Coupling Magnetism and Microwaves To Clamp Down on Noise in Quantum Information
(SciTechDaily) The U.S. Department of Energy (DOE) has recently funded both DOE’s Argonne National Laboratory and the University of Illinois Champaign-Urbana (UIUC) in a new project that will explore coupling magnetism and microwaves for quantum discoveries.
In the emerging field of quantum information science, microwaves may play a fundamental role because their physical properties enable them to provide desired quantum functionality at temperatures near to absolute zero (minus 460 degrees Fahrenheit) — a necessity because heat creates errors in quantum operations. However, microwaves are susceptible to noise, which is unwanted energy that disturbs signal and data transmission.

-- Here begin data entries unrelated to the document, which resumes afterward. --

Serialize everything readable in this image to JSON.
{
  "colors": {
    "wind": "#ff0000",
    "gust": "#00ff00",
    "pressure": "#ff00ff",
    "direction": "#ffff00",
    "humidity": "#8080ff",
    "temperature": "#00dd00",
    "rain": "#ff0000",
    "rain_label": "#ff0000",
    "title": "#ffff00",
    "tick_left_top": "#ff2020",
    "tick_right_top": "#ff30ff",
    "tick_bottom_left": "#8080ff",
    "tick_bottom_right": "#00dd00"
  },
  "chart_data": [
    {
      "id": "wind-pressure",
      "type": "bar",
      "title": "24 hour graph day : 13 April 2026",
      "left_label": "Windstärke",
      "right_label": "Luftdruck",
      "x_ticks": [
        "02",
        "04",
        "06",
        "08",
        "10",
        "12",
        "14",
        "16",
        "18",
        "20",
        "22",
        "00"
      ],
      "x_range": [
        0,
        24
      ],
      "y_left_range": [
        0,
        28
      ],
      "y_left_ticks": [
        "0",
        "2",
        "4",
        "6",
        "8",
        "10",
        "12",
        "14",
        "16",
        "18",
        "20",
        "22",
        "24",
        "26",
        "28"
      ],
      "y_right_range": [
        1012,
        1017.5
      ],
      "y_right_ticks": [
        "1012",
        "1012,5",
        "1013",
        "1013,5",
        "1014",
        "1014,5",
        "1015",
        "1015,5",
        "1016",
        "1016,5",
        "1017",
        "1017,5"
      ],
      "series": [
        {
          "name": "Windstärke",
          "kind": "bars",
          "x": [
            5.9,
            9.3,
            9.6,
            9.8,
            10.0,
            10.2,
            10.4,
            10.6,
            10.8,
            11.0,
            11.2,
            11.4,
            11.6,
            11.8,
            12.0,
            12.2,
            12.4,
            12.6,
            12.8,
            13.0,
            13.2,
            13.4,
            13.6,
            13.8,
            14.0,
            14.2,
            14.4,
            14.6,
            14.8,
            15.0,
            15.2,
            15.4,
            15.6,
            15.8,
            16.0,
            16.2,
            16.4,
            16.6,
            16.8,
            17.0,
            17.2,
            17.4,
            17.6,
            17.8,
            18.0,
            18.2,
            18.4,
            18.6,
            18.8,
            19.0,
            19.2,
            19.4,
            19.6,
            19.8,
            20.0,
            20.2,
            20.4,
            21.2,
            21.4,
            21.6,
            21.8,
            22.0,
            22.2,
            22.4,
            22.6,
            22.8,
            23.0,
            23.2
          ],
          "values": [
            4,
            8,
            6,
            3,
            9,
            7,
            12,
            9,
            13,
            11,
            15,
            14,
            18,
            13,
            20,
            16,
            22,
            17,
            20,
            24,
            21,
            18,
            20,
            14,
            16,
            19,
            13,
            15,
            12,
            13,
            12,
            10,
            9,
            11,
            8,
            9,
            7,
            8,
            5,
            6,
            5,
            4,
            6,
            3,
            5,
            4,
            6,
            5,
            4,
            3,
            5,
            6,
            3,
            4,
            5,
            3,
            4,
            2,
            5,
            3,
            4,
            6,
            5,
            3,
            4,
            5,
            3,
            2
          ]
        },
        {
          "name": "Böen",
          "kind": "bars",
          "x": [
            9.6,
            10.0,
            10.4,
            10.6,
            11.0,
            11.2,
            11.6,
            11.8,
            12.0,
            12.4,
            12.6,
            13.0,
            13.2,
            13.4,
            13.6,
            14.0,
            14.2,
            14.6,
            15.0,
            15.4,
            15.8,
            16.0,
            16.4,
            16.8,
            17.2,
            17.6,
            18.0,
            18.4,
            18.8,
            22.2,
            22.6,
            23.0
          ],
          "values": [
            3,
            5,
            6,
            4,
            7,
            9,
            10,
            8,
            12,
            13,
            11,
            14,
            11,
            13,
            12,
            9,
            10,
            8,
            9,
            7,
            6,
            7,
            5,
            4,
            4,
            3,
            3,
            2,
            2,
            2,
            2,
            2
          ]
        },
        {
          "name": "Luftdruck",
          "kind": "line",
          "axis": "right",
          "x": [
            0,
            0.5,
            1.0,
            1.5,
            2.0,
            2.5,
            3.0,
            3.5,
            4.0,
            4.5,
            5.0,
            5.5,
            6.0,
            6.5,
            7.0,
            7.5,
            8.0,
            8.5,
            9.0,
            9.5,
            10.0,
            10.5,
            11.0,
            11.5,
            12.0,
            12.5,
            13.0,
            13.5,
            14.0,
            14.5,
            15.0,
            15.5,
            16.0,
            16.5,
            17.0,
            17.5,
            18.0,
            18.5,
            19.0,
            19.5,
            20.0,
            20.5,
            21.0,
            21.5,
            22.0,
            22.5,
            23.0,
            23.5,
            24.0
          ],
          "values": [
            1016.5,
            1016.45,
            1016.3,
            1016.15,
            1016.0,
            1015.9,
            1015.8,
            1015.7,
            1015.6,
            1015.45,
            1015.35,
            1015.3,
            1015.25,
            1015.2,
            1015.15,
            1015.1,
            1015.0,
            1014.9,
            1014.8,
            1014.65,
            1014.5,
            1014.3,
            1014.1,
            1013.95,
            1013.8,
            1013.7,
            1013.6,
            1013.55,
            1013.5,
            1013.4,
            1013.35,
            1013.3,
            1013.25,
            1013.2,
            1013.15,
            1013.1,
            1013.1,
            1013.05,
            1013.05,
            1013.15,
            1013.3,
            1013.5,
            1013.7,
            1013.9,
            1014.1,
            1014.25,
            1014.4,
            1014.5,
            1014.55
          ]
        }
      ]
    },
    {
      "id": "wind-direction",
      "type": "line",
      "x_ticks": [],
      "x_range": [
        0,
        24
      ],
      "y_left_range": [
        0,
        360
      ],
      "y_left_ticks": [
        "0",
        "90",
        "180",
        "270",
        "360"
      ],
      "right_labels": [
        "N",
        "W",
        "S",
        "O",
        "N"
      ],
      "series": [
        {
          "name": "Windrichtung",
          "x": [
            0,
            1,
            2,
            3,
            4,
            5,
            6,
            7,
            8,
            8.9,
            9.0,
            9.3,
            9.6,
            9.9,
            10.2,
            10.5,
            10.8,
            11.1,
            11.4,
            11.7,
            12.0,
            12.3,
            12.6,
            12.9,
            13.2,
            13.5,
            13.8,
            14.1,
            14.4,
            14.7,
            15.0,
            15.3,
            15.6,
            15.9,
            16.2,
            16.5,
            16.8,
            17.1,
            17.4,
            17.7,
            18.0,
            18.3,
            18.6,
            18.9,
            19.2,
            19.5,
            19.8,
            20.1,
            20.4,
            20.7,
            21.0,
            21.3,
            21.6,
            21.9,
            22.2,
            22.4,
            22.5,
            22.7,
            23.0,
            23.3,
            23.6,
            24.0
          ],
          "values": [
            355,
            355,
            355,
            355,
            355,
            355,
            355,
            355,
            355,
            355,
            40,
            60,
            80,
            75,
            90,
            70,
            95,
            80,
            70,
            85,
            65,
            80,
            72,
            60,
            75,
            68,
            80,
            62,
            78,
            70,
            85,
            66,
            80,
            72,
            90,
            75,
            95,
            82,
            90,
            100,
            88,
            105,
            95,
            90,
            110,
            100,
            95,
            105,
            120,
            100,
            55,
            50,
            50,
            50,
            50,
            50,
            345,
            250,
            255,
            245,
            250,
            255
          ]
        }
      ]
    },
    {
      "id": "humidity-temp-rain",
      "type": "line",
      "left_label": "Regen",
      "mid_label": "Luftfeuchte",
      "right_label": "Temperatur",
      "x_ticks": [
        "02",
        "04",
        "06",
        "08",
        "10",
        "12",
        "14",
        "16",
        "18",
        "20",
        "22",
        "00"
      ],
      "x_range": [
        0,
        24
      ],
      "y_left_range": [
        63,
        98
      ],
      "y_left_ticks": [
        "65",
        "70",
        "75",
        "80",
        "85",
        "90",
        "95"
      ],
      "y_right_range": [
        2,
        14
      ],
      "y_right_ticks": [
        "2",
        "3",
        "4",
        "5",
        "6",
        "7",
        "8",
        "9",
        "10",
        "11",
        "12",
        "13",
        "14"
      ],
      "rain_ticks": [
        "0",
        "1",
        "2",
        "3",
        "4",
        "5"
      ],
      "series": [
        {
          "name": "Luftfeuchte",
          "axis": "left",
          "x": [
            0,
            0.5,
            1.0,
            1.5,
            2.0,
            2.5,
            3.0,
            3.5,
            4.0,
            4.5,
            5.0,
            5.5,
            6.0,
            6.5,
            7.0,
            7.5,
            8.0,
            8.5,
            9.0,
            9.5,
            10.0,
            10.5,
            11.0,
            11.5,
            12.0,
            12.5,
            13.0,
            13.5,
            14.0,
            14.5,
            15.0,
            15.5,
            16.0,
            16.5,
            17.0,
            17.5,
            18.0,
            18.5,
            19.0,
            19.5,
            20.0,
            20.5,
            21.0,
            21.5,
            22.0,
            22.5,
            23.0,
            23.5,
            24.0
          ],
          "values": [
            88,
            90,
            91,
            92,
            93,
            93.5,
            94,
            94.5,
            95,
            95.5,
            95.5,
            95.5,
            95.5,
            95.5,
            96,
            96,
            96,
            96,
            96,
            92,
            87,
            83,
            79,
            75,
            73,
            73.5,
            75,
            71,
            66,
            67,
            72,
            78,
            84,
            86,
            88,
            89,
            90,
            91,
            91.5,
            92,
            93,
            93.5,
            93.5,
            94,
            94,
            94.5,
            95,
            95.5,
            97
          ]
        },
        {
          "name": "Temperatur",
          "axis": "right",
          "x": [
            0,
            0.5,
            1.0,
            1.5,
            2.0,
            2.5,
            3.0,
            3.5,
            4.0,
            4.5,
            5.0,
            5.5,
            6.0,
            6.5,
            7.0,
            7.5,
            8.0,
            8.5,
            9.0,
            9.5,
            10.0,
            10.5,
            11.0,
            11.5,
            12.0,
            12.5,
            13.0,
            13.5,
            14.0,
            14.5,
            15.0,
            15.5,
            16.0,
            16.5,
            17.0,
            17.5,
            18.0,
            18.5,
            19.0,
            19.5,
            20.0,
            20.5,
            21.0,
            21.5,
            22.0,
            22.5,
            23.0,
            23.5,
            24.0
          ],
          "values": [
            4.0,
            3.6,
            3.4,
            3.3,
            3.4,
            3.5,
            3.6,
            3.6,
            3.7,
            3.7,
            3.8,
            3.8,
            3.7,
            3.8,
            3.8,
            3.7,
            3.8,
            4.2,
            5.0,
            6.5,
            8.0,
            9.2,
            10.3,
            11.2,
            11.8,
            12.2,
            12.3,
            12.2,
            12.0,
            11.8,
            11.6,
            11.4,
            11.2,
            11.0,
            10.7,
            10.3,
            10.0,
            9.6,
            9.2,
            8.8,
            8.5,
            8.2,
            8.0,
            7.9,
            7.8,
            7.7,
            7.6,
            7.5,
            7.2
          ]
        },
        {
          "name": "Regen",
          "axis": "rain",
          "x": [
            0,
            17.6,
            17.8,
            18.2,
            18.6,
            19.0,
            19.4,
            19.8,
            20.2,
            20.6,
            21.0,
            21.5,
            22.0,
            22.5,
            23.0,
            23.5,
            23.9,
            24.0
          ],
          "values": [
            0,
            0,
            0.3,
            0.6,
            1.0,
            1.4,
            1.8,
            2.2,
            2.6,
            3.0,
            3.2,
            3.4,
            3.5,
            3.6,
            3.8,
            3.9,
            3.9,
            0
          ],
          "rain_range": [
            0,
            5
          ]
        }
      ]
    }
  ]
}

The research team will be exploring whether magnons could partner with microwave photons to ensure that microwaves can only travel in one direction, thereby essentially eliminating noise. Magnons are the fundamental excitations of magnets. By contrast, microwave photons result from electronic excitations producing waves like those in a microwave oven.
The Argonne scientists will build upon their earlier efforts to create a superconducting circuit integrated with magnetic elements. The magnons and photons talk to each other through this superconducting device. Superconductivity — the complete absence of electrical resistance — allows coupling of magnons and microwave photons at near to absolute zero.
The UIUC researchers will be searching for magnets that work at ultracold temperatures. They will be testing known and new material systems to find candidates that can handle an ultracold environment and operate in a real quantum device.
“If we are successful within these three years, we will have magnetic structures directly integrated with quantum circuitry,” Hoffmann said. “This work could also apply to non-quantum devices for sensing and communication, such as in Wi-Fi or Bluetooth technologies.”